Disable a single server

# Remove from ~/.mcp.json by editing it, then remove from approval list:
# In ~/.claude/settings.json, remove the server name from enabledMcpjsonServers

Disable all MCP

# Remove or rename ~/.mcp.json
mv ~/.mcp.json ~/.mcp.json.disabled

# Or run claude with --no-mcp flag (if supported)

Disable headroom proxy only (keep MCP tools)

Stop the proxy process. The MCP server will still start but headroom_retrieve calls will fail gracefully.

How ContextOS Will Use MCP Safely

  1. filesystem-contextos — used for file I/O operations within the project.
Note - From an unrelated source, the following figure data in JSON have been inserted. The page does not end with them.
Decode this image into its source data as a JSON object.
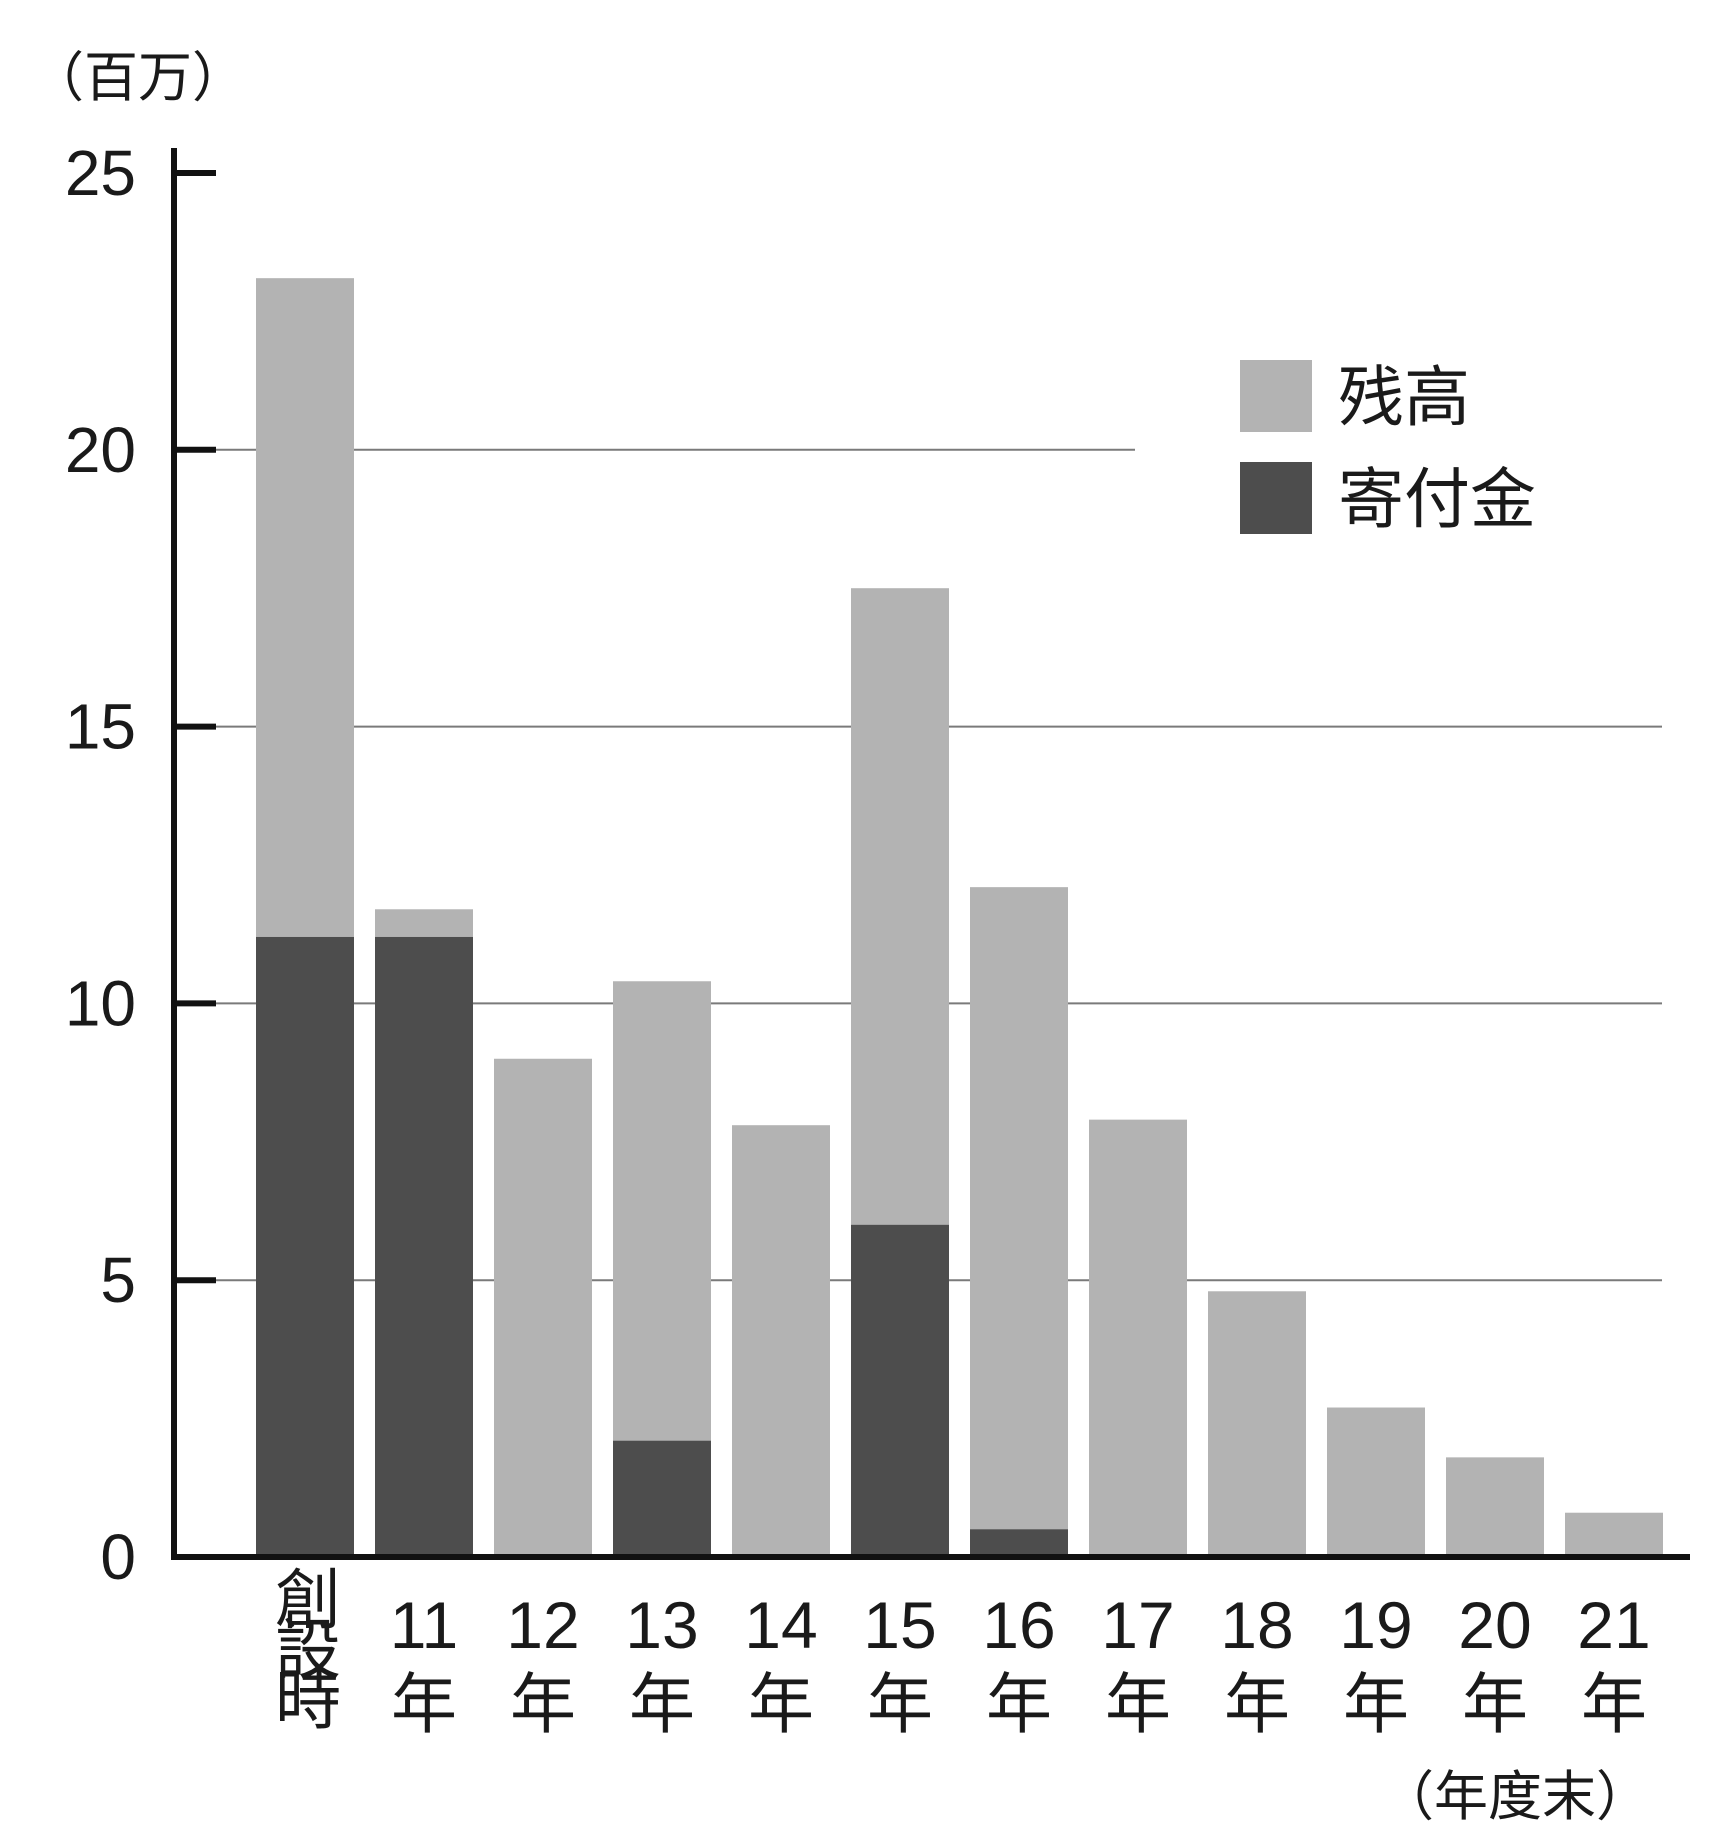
{
  "chart_data": {
    "type": "bar",
    "stacked": "overlay",
    "y_unit_label": "（百万）",
    "x_unit_label": "（年度末）",
    "categories": [
      [
        "創",
        "設",
        "時"
      ],
      [
        "11",
        "年"
      ],
      [
        "12",
        "年"
      ],
      [
        "13",
        "年"
      ],
      [
        "14",
        "年"
      ],
      [
        "15",
        "年"
      ],
      [
        "16",
        "年"
      ],
      [
        "17",
        "年"
      ],
      [
        "18",
        "年"
      ],
      [
        "19",
        "年"
      ],
      [
        "20",
        "年"
      ],
      [
        "21",
        "年"
      ]
    ],
    "series": [
      {
        "name": "残高",
        "color": "#b3b3b3",
        "values": [
          23.1,
          11.7,
          9.0,
          10.4,
          7.8,
          17.5,
          12.1,
          7.9,
          4.8,
          2.7,
          1.8,
          0.8
        ]
      },
      {
        "name": "寄付金",
        "color": "#4d4d4d",
        "values": [
          11.2,
          11.2,
          0,
          2.1,
          0,
          6.0,
          0.5,
          0,
          0,
          0,
          0,
          0
        ]
      }
    ],
    "ylim": [
      0,
      25
    ],
    "yticks": [
      0,
      5,
      10,
      15,
      20,
      25
    ],
    "grid": true,
    "legend_position": "top-right"
  }
}
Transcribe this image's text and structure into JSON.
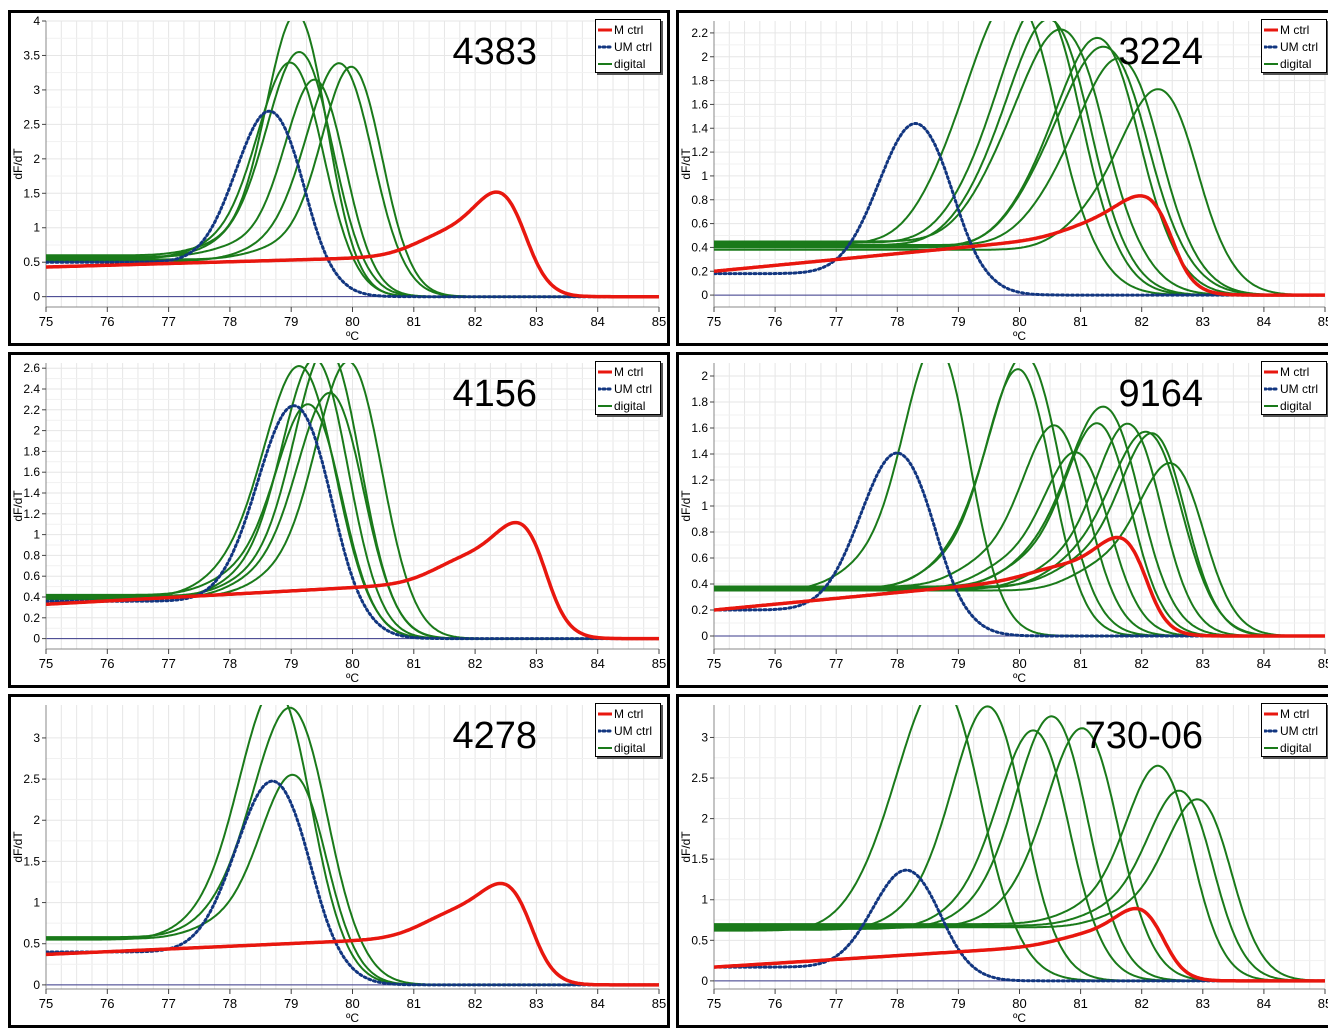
{
  "colors": {
    "m_ctrl": "#e8170f",
    "um_ctrl": "#123680",
    "digital": "#1a7a1a",
    "grid": "#e6e6e6",
    "baseline": "#3a3a8a"
  },
  "legend": {
    "m_ctrl": "M ctrl",
    "um_ctrl": "UM ctrl",
    "digital": "digital"
  },
  "chart_data": [
    {
      "type": "line",
      "title": "4383",
      "xlabel": "ºC",
      "ylabel": "dF/dT",
      "xlim": [
        75,
        85
      ],
      "ylim": [
        -0.15,
        4
      ],
      "xticks": [
        "75",
        "76",
        "77",
        "78",
        "79",
        "80",
        "81",
        "82",
        "83",
        "84",
        "85"
      ],
      "yticks": [
        "0",
        "0.5",
        "1",
        "1.5",
        "2",
        "2.5",
        "3",
        "3.5",
        "4"
      ],
      "ytick_values": [
        0,
        0.5,
        1,
        1.5,
        2,
        2.5,
        3,
        3.5,
        4
      ],
      "grid": true,
      "legend_position": "top-right",
      "m_ctrl": {
        "base_start": 0.43,
        "base_end": 0.62,
        "shoulder_x": 81.6,
        "shoulder_h": 0.32,
        "peak_x": 82.45,
        "peak_y": 1.45,
        "width": 0.42,
        "end": 0.0
      },
      "um_ctrl": {
        "base_start": 0.5,
        "peak_x": 78.65,
        "peak_y": 2.5,
        "width": 0.55,
        "end": 0.0
      },
      "digital": [
        {
          "base": 0.55,
          "peak_x": 79.0,
          "peak_y": 3.2,
          "width": 0.55
        },
        {
          "base": 0.6,
          "peak_x": 79.1,
          "peak_y": 3.9,
          "width": 0.5
        },
        {
          "base": 0.56,
          "peak_x": 79.15,
          "peak_y": 3.35,
          "width": 0.55
        },
        {
          "base": 0.58,
          "peak_x": 79.4,
          "peak_y": 2.95,
          "width": 0.5
        },
        {
          "base": 0.52,
          "peak_x": 79.8,
          "peak_y": 3.2,
          "width": 0.55
        },
        {
          "base": 0.54,
          "peak_x": 80.0,
          "peak_y": 3.15,
          "width": 0.5
        }
      ]
    },
    {
      "type": "line",
      "title": "3224",
      "xlabel": "ºC",
      "ylabel": "dF/dT",
      "xlim": [
        75,
        85
      ],
      "ylim": [
        -0.1,
        2.3
      ],
      "xticks": [
        "75",
        "76",
        "77",
        "78",
        "79",
        "80",
        "81",
        "82",
        "83",
        "84",
        "85"
      ],
      "yticks": [
        "0",
        "0.2",
        "0.4",
        "0.6",
        "0.8",
        "1",
        "1.2",
        "1.4",
        "1.6",
        "1.8",
        "2",
        "2.2"
      ],
      "ytick_values": [
        0,
        0.2,
        0.4,
        0.6,
        0.8,
        1,
        1.2,
        1.4,
        1.6,
        1.8,
        2,
        2.2
      ],
      "grid": true,
      "legend_position": "top-right",
      "m_ctrl": {
        "base_start": 0.2,
        "base_end": 0.55,
        "shoulder_x": 81.3,
        "shoulder_h": 0.1,
        "peak_x": 82.1,
        "peak_y": 0.82,
        "width": 0.45,
        "end": 0.0
      },
      "um_ctrl": {
        "base_start": 0.18,
        "peak_x": 78.3,
        "peak_y": 1.37,
        "width": 0.6,
        "end": 0.0
      },
      "digital": [
        {
          "base": 0.43,
          "peak_x": 79.9,
          "peak_y": 2.33,
          "width": 0.75
        },
        {
          "base": 0.44,
          "peak_x": 80.35,
          "peak_y": 2.27,
          "width": 0.7
        },
        {
          "base": 0.42,
          "peak_x": 80.5,
          "peak_y": 2.15,
          "width": 0.7
        },
        {
          "base": 0.45,
          "peak_x": 80.7,
          "peak_y": 2.05,
          "width": 0.75
        },
        {
          "base": 0.4,
          "peak_x": 81.3,
          "peak_y": 2.0,
          "width": 0.7
        },
        {
          "base": 0.41,
          "peak_x": 81.4,
          "peak_y": 1.92,
          "width": 0.75
        },
        {
          "base": 0.42,
          "peak_x": 81.65,
          "peak_y": 1.82,
          "width": 0.7
        },
        {
          "base": 0.38,
          "peak_x": 82.3,
          "peak_y": 1.58,
          "width": 0.65
        }
      ]
    },
    {
      "type": "line",
      "title": "4156",
      "xlabel": "ºC",
      "ylabel": "dF/dT",
      "xlim": [
        75,
        85
      ],
      "ylim": [
        -0.1,
        2.65
      ],
      "xticks": [
        "75",
        "76",
        "77",
        "78",
        "79",
        "80",
        "81",
        "82",
        "83",
        "84",
        "85"
      ],
      "yticks": [
        "0",
        "0.2",
        "0.4",
        "0.6",
        "0.8",
        "1",
        "1.2",
        "1.4",
        "1.6",
        "1.8",
        "2",
        "2.2",
        "2.4",
        "2.6"
      ],
      "ytick_values": [
        0,
        0.2,
        0.4,
        0.6,
        0.8,
        1,
        1.2,
        1.4,
        1.6,
        1.8,
        2,
        2.2,
        2.4,
        2.6
      ],
      "grid": true,
      "legend_position": "top-right",
      "m_ctrl": {
        "base_start": 0.33,
        "base_end": 0.58,
        "shoulder_x": 81.9,
        "shoulder_h": 0.22,
        "peak_x": 82.78,
        "peak_y": 1.08,
        "width": 0.42,
        "end": 0.0
      },
      "um_ctrl": {
        "base_start": 0.36,
        "peak_x": 79.05,
        "peak_y": 2.1,
        "width": 0.6,
        "end": 0.0
      },
      "digital": [
        {
          "base": 0.4,
          "peak_x": 79.15,
          "peak_y": 2.47,
          "width": 0.6
        },
        {
          "base": 0.42,
          "peak_x": 79.3,
          "peak_y": 2.1,
          "width": 0.55
        },
        {
          "base": 0.38,
          "peak_x": 79.4,
          "peak_y": 2.55,
          "width": 0.55
        },
        {
          "base": 0.41,
          "peak_x": 79.6,
          "peak_y": 2.65,
          "width": 0.55
        },
        {
          "base": 0.39,
          "peak_x": 79.65,
          "peak_y": 2.22,
          "width": 0.55
        },
        {
          "base": 0.4,
          "peak_x": 79.95,
          "peak_y": 2.52,
          "width": 0.55
        }
      ]
    },
    {
      "type": "line",
      "title": "9164",
      "xlabel": "ºC",
      "ylabel": "dF/dT",
      "xlim": [
        75,
        85
      ],
      "ylim": [
        -0.1,
        2.1
      ],
      "xticks": [
        "75",
        "76",
        "77",
        "78",
        "79",
        "80",
        "81",
        "82",
        "83",
        "84",
        "85"
      ],
      "yticks": [
        "0",
        "0.2",
        "0.4",
        "0.6",
        "0.8",
        "1",
        "1.2",
        "1.4",
        "1.6",
        "1.8",
        "2"
      ],
      "ytick_values": [
        0,
        0.2,
        0.4,
        0.6,
        0.8,
        1,
        1.2,
        1.4,
        1.6,
        1.8,
        2
      ],
      "grid": true,
      "legend_position": "top-right",
      "m_ctrl": {
        "base_start": 0.2,
        "base_end": 0.5,
        "shoulder_x": 80.7,
        "shoulder_h": 0.08,
        "peak_x": 81.7,
        "peak_y": 0.77,
        "width": 0.42,
        "end": 0.0
      },
      "um_ctrl": {
        "base_start": 0.2,
        "peak_x": 78.0,
        "peak_y": 1.33,
        "width": 0.6,
        "end": 0.0
      },
      "digital": [
        {
          "base": 0.35,
          "peak_x": 78.65,
          "peak_y": 2.12,
          "width": 0.55
        },
        {
          "base": 0.36,
          "peak_x": 80.0,
          "peak_y": 1.92,
          "width": 0.55
        },
        {
          "base": 0.37,
          "peak_x": 80.1,
          "peak_y": 2.02,
          "width": 0.6
        },
        {
          "base": 0.38,
          "peak_x": 80.6,
          "peak_y": 1.48,
          "width": 0.55
        },
        {
          "base": 0.36,
          "peak_x": 80.95,
          "peak_y": 1.28,
          "width": 0.55
        },
        {
          "base": 0.37,
          "peak_x": 81.3,
          "peak_y": 1.5,
          "width": 0.55
        },
        {
          "base": 0.38,
          "peak_x": 81.4,
          "peak_y": 1.62,
          "width": 0.6
        },
        {
          "base": 0.36,
          "peak_x": 81.8,
          "peak_y": 1.5,
          "width": 0.55
        },
        {
          "base": 0.37,
          "peak_x": 82.1,
          "peak_y": 1.43,
          "width": 0.6
        },
        {
          "base": 0.38,
          "peak_x": 82.2,
          "peak_y": 1.42,
          "width": 0.55
        },
        {
          "base": 0.35,
          "peak_x": 82.5,
          "peak_y": 1.2,
          "width": 0.55
        }
      ]
    },
    {
      "type": "line",
      "title": "4278",
      "xlabel": "ºC",
      "ylabel": "dF/dT",
      "xlim": [
        75,
        85
      ],
      "ylim": [
        -0.05,
        3.4
      ],
      "xticks": [
        "75",
        "76",
        "77",
        "78",
        "79",
        "80",
        "81",
        "82",
        "83",
        "84",
        "85"
      ],
      "yticks": [
        "0",
        "0.5",
        "1",
        "1.5",
        "2",
        "2.5",
        "3"
      ],
      "ytick_values": [
        0,
        0.5,
        1,
        1.5,
        2,
        2.5,
        3
      ],
      "grid": true,
      "legend_position": "top-right",
      "m_ctrl": {
        "base_start": 0.37,
        "base_end": 0.62,
        "shoulder_x": 81.7,
        "shoulder_h": 0.28,
        "peak_x": 82.55,
        "peak_y": 1.17,
        "width": 0.42,
        "end": 0.0
      },
      "um_ctrl": {
        "base_start": 0.4,
        "peak_x": 78.7,
        "peak_y": 2.32,
        "width": 0.6,
        "end": 0.0
      },
      "digital": [
        {
          "base": 0.55,
          "peak_x": 78.75,
          "peak_y": 3.4,
          "width": 0.6
        },
        {
          "base": 0.58,
          "peak_x": 79.0,
          "peak_y": 3.15,
          "width": 0.62
        },
        {
          "base": 0.56,
          "peak_x": 79.05,
          "peak_y": 2.35,
          "width": 0.55
        }
      ]
    },
    {
      "type": "line",
      "title": "730-06",
      "xlabel": "ºC",
      "ylabel": "dF/dT",
      "xlim": [
        75,
        85
      ],
      "ylim": [
        -0.1,
        3.4
      ],
      "xticks": [
        "75",
        "76",
        "77",
        "78",
        "79",
        "80",
        "81",
        "82",
        "83",
        "84",
        "85"
      ],
      "yticks": [
        "0",
        "0.5",
        "1",
        "1.5",
        "2",
        "2.5",
        "3"
      ],
      "ytick_values": [
        0,
        0.5,
        1,
        1.5,
        2,
        2.5,
        3
      ],
      "grid": true,
      "legend_position": "top-right",
      "m_ctrl": {
        "base_start": 0.17,
        "base_end": 0.5,
        "shoulder_x": 81.2,
        "shoulder_h": 0.12,
        "peak_x": 82.0,
        "peak_y": 0.88,
        "width": 0.4,
        "end": 0.0
      },
      "um_ctrl": {
        "base_start": 0.17,
        "peak_x": 78.15,
        "peak_y": 1.3,
        "width": 0.55,
        "end": 0.0
      },
      "digital": [
        {
          "base": 0.62,
          "peak_x": 78.7,
          "peak_y": 3.43,
          "width": 0.7
        },
        {
          "base": 0.63,
          "peak_x": 79.5,
          "peak_y": 3.15,
          "width": 0.6
        },
        {
          "base": 0.64,
          "peak_x": 80.25,
          "peak_y": 2.85,
          "width": 0.6
        },
        {
          "base": 0.65,
          "peak_x": 80.55,
          "peak_y": 3.02,
          "width": 0.6
        },
        {
          "base": 0.66,
          "peak_x": 81.05,
          "peak_y": 2.87,
          "width": 0.6
        },
        {
          "base": 0.7,
          "peak_x": 82.3,
          "peak_y": 2.4,
          "width": 0.55
        },
        {
          "base": 0.68,
          "peak_x": 82.65,
          "peak_y": 2.1,
          "width": 0.55
        },
        {
          "base": 0.66,
          "peak_x": 82.95,
          "peak_y": 2.0,
          "width": 0.55
        }
      ]
    }
  ]
}
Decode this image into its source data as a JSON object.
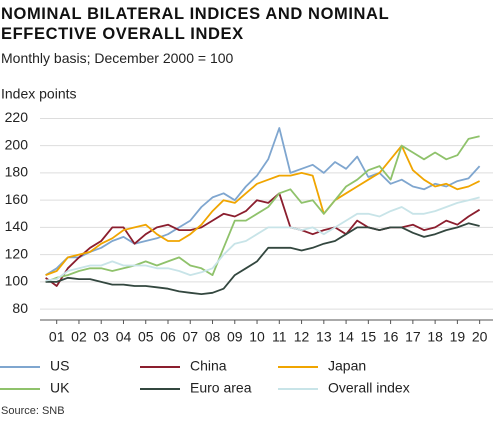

No path outside /Users/rohithmatam/ContextOS is ever passed.

  2. headroom MCP — used passively. The proxy intercepts and compresses large tool outputs (file listings, search results). Claude calls headroom_retrieve only when it needs full content that was compressed.

  3. No secrets in ContextOS: Credentials, API keys, and .env files must not be placed in /Users/rohithmatam/ContextOS. Use environment variables or a secrets manager.

  4. Proxy optional: All ContextOS functionality works without the Headroom proxy. Run ANTHROPIC_BASE_URL=http://127.0.0.1:8787 claude or headroom wrap claude only when token savings are needed.

Known Limitations

Issue Detail
headroom-ai[all] fails hnswlib won't compile against Xcode clang on arm64/Python 3.13. Vector semantic caching unavailable.
headroom mcp status false negative Checks ~/.claude/mcp.json only; our config is in ~/.mcp.json. Ignore it.
Node version System default is Node 16. Filesystem MCP requires Node 18+. Must use NVM v22 binary path explicitly in config.